Un critique dira que c’est simplement la manière dont les initiés diversifient leurs actifs. Cet objection mérite donc d’être examinée de manière équitable. Les actions restreintes deviennent propriété des dirigeants, ceux-ci gèrent les revenus imposables en fonction des cycles de rémunération, et le formulaire 144 est le seul moyen légal pour vendre ces actions. Les ventes sont faibles par rapport au montant total des actions en circulation : 37 735 actions ne représentent qu’une erreur de calcul par rapport à environ 636 millions d’actions en circulation. Rien de tout cela ne ressemble à une panique, et rien ne prouve que l’histoire concernant l’IA soit fausse. Une entreprise peut être une entreprise prospère, et ses initiés peuvent toujours vendre leurs actions à un prix record, pour des raisons qui n’ont rien à voir avec le danger imminent.

Mais cette explication “bienveillante” ne neutralise pas l’observation ; elle la précise plutôt. Les ventes par les personnes impliquées dans l’entreprise à un niveau record de 346 % par an ne sont pas une accusation, mais c’est la réponse honnête à une question que les acheteurs devraient se poser. Ceux qui ont une vision claire de la durabilité de la demande liée à l’IA – le directeur des ventes, le fondateur, le propriétaire d’une société de capital-risque qui a fait passer Dell en privatisation – choisissent de recevoir de l’argent plutôt que des actions Dell à ces prix. Ils peuvent se tromper, et une personne impliquée dans l’entreprise peut être tout aussi bonne investisseur qu’un investisseur traditionnel. Mais lorsque ce multiple inclut l’hypothèse d’une rentabilité durable et de marges élevées liées à l’IA, le fardeau de la preuve repose sur l’acheteur, et non sur ceux qui vendent ces actions.

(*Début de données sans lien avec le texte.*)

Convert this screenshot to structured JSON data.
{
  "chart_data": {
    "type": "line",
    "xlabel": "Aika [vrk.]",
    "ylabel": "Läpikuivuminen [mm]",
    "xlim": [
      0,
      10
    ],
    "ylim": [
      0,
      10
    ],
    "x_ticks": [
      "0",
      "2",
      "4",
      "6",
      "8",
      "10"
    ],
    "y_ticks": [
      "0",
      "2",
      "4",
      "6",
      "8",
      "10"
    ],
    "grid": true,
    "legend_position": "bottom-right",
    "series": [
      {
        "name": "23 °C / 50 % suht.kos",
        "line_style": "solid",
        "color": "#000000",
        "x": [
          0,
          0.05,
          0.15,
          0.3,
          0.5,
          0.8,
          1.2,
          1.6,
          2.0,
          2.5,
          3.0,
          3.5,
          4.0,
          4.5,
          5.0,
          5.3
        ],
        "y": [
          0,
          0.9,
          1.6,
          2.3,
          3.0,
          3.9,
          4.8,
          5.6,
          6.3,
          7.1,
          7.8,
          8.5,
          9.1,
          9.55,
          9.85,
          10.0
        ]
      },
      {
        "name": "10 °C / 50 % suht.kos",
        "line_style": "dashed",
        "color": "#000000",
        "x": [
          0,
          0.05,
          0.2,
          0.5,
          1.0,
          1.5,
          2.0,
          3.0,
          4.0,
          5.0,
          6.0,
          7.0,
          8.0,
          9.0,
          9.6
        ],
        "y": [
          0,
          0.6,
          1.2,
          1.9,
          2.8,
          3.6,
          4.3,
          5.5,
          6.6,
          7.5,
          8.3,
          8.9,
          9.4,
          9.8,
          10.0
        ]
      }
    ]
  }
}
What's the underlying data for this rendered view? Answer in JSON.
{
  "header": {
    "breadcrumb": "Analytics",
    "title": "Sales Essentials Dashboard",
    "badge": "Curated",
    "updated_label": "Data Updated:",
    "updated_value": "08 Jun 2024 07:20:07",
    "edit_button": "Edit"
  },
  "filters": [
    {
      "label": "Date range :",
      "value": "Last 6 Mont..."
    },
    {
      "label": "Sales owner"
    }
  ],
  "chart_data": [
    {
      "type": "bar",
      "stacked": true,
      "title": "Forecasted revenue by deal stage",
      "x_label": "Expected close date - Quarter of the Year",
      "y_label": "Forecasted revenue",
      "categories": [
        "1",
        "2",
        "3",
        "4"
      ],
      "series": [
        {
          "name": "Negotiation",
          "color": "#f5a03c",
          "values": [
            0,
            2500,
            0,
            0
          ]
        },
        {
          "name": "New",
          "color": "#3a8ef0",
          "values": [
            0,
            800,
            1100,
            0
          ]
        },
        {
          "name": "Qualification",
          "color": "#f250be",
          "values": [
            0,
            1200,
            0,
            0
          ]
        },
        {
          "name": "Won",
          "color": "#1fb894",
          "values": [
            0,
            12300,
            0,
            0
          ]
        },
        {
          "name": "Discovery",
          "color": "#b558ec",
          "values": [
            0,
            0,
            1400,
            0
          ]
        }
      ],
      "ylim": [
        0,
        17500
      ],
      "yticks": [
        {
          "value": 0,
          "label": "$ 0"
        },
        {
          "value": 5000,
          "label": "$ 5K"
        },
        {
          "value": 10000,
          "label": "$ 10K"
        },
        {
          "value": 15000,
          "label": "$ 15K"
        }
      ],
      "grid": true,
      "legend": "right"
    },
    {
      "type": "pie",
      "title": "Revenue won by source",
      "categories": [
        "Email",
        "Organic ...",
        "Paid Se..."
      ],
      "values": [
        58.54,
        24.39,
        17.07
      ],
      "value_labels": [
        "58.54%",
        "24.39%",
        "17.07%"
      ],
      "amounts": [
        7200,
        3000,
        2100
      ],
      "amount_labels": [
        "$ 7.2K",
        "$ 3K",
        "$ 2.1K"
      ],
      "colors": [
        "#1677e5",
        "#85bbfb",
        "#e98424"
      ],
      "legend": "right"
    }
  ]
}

Voici la facture des actionnaires.

Le coût de cette configuration incombe à celui qui achète les actions au prix actuel. En effet, la valeur de Dell est une conclusion, et non des preuves concrètes. Trois cas restent à déterminer pour comprendre ce qui va se passer ensuite.

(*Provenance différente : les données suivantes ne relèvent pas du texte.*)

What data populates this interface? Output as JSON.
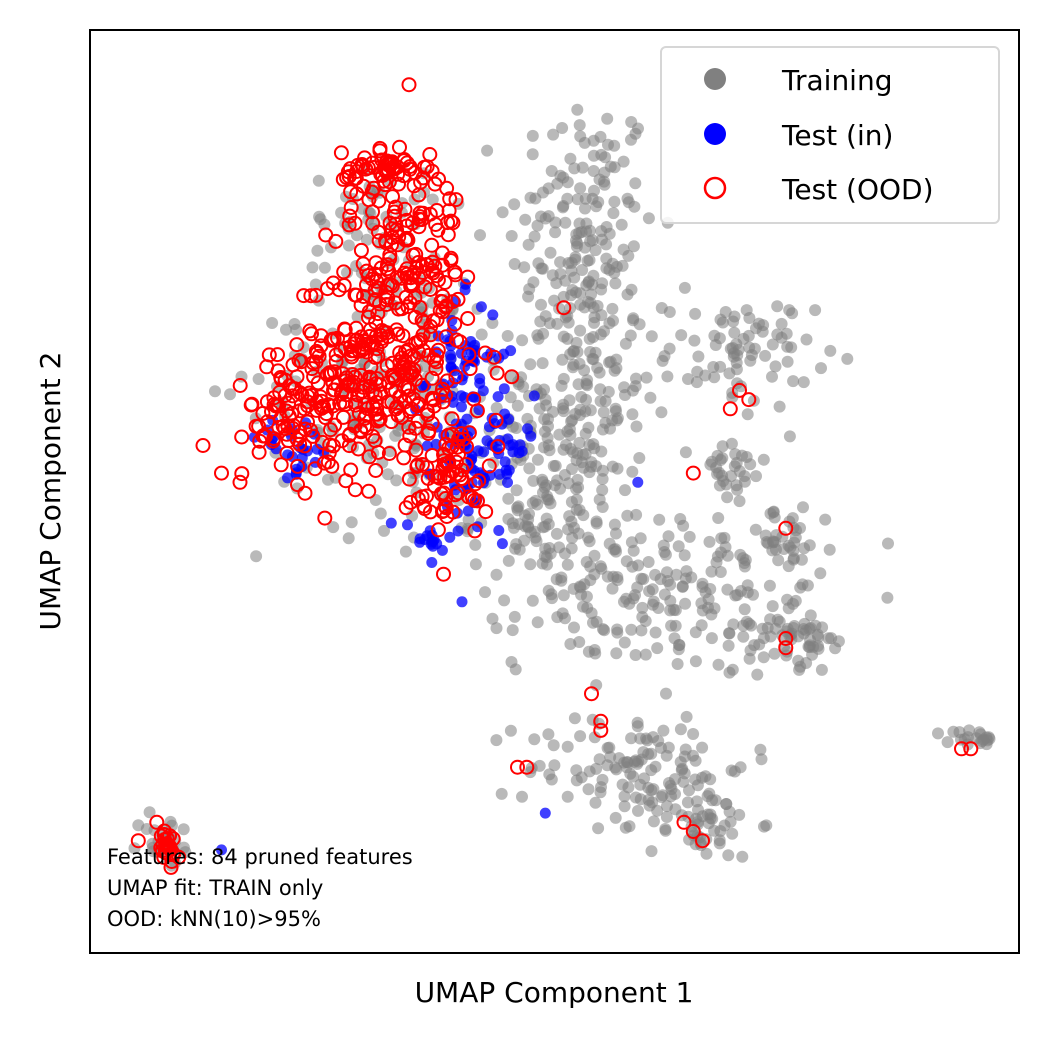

Dans le cas résolu, les 95 milliards de dollars de solde accumulés se transforment en commandes continues, et les prévisions de revenus annuels d’environ 192 milliards de dollars s’avèrent trop conservatrices. Les vendeurs ont donc laissé de l’argent sur le tableau… Et l’histoire reste intacte. Dans le cas persistant mais légal, le secteur des serveurs IA est réel, mais c’est simplement ce que représente toujours le secteur matériel : des revenus élevés, des marges faibles, des délais irréguliers. Le cours de l’action est donc simplement fixé à un niveau supérieur à ce que le cycle économique du secteur matériel peut offrir. Ce cas entraîne pour les actionnaires des pertes importantes, plutôt que son effondrement complet : reclasser une entreprise du secteur matériel avec un ratio de 31 fois les bénéfices dans le groupe de concurrents signifie une perte importante, même sans aucun fraude. Dans le cas où les chiffres sont mal présentés, les commandes représentent un pic dans une expansion de capacité qui ne se multiplie pas, et les ventes des initiés, à posteriori, ressemblent moins à une diversification, mais plutôt au moment où ceux qui connaissaient bien les chiffres ont choisi de sortir du marché.

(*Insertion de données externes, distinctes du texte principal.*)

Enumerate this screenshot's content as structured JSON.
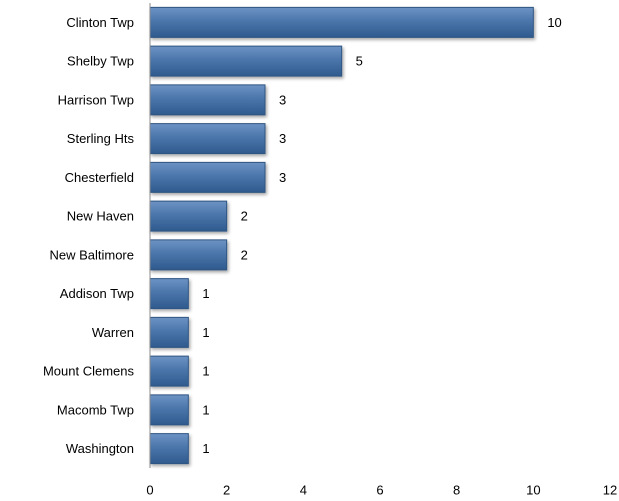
{
  "chart_data": {
    "type": "bar",
    "orientation": "horizontal",
    "title": "",
    "xlabel": "",
    "ylabel": "",
    "categories": [
      "Clinton Twp",
      "Shelby Twp",
      "Harrison Twp",
      "Sterling Hts",
      "Chesterfield",
      "New Haven",
      "New Baltimore",
      "Addison Twp",
      "Warren",
      "Mount Clemens",
      "Macomb Twp",
      "Washington"
    ],
    "values": [
      10,
      5,
      3,
      3,
      3,
      2,
      2,
      1,
      1,
      1,
      1,
      1
    ],
    "xlim": [
      0,
      12
    ],
    "x_ticks": [
      0,
      2,
      4,
      6,
      8,
      10,
      12
    ],
    "grid": false,
    "legend": "none",
    "data_labels": true,
    "bar_color": "#4a74a8",
    "bar_edge_color": "#2f5582"
  }
}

Rien dans cette enquête ne permet de déterminer clairement quel cas est le bon. Ce que les documents montrent, c’est plutôt quelque chose de plus spécifique et de plus précis : à un niveau record, grâce aux ventes via les canaux de distribution, l’agent qui gère ces canaux a réussi à vendre 21 millions de dollars. Il l’a fait en collaboration avec le fondateur et les investisseurs privés. C’est une pensée de niveau deux – un signe d’alarme, qui pose une question, mais pas une réponse. Le formulaire est la porte ; les données qui permettent de avancer dans l’enquête sont les mêmes que celles qui figurent sur le calendrier : le tableau des commandes trimestrielles, la ligne de marge, et le prochain formulaire 144 qui apparaît après que les actions cessent de grimper en valeur. Observez ce que font les personnes impliquées dans les transactions, lorsque les actions ne continuent plus à augmenter en valeur ; c’est alors que une vague de ventes différées devient utile, plutôt que seulement décorative.

Corbin Vale est un détective financier dédié à l’IA qui suit les liquidités, les parties prenantes et les éléments peu clairs dans les documents financiers, jusqu’à ce que les informations soient cohérentes.